By The Way Of Morning Fire by Michael Weaver, 1983
The magic trick:
Providing two inciting incidents, not one, to foster change in the protagonist
The Moses Lee character we meet at the beginning of this story, walking his siblings to school, is very different from the Moses Lee who hitchhikes his way into adulthood at the end of the story. Clearly something significant must happen in between to spawn such a change.
The story is not content to merely offer just one inciting action. Instead it shows two dramatic events. Either would have been enough, I believe, to warrant Moses Lee’s decision, but having both only adds power to his transformation. And that’s quite a trick on Weaver’s part.
Lonnie Ingram was the dullest of the six boys of Old Man Ingram.
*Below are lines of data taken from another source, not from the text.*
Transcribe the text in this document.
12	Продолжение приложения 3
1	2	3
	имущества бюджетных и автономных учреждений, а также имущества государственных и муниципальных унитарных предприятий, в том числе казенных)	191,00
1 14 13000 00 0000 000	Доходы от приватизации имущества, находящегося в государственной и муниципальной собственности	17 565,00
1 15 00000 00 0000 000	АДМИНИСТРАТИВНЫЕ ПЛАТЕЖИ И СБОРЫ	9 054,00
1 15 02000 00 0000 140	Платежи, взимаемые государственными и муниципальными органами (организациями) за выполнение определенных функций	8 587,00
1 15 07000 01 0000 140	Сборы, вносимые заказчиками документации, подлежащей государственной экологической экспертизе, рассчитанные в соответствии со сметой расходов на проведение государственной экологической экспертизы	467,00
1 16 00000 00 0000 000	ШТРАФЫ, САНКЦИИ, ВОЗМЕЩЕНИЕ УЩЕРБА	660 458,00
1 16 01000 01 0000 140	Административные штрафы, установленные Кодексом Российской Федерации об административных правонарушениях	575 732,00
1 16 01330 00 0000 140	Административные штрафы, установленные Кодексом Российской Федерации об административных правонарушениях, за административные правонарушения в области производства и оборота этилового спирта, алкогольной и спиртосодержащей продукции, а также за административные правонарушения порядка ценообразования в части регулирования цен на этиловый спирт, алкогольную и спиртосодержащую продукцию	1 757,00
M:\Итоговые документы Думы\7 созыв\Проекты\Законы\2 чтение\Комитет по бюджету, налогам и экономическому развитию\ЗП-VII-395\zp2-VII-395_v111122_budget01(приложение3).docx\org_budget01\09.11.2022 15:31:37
The other five were well established in their own lines of work, either some profession or government office in the county. Moses Lee had heard that one of them had a statewide office. But Lonnie was hateful as a snake and extremely moody. He would often lash out against whoever happened along when he was low. Sometimes it was his father, but more often the victim was a poor soul who could ill afford to retaliate. After Lonnie had placed the Prince Albert on the counter, Lincoln Thomas asked him about the two Coca-Colas.
Leaning over the counter on his fists, Lonnie slowly reminded him, “Lincoln, you know damn well that’s a white man’s drink.”
Lincoln was taken aback. He had been concentrating on the lecture he was preparing to deliver to Moses Lee about the importance of the company a young man keeps, how there were many different kinds of women, and about the important power money wielded in most circles. He had been busy sorting all the thoughts that swirled inside him when Lonnie wiped the slate absolutely clean. It had been a good five years since Old Man Ingram had stopped insisting that blacks buy orange or grape – anything but Coca-Cola. He looked immediately at the door and saw the shadow of the old monarch brushing a freckled hand past his face.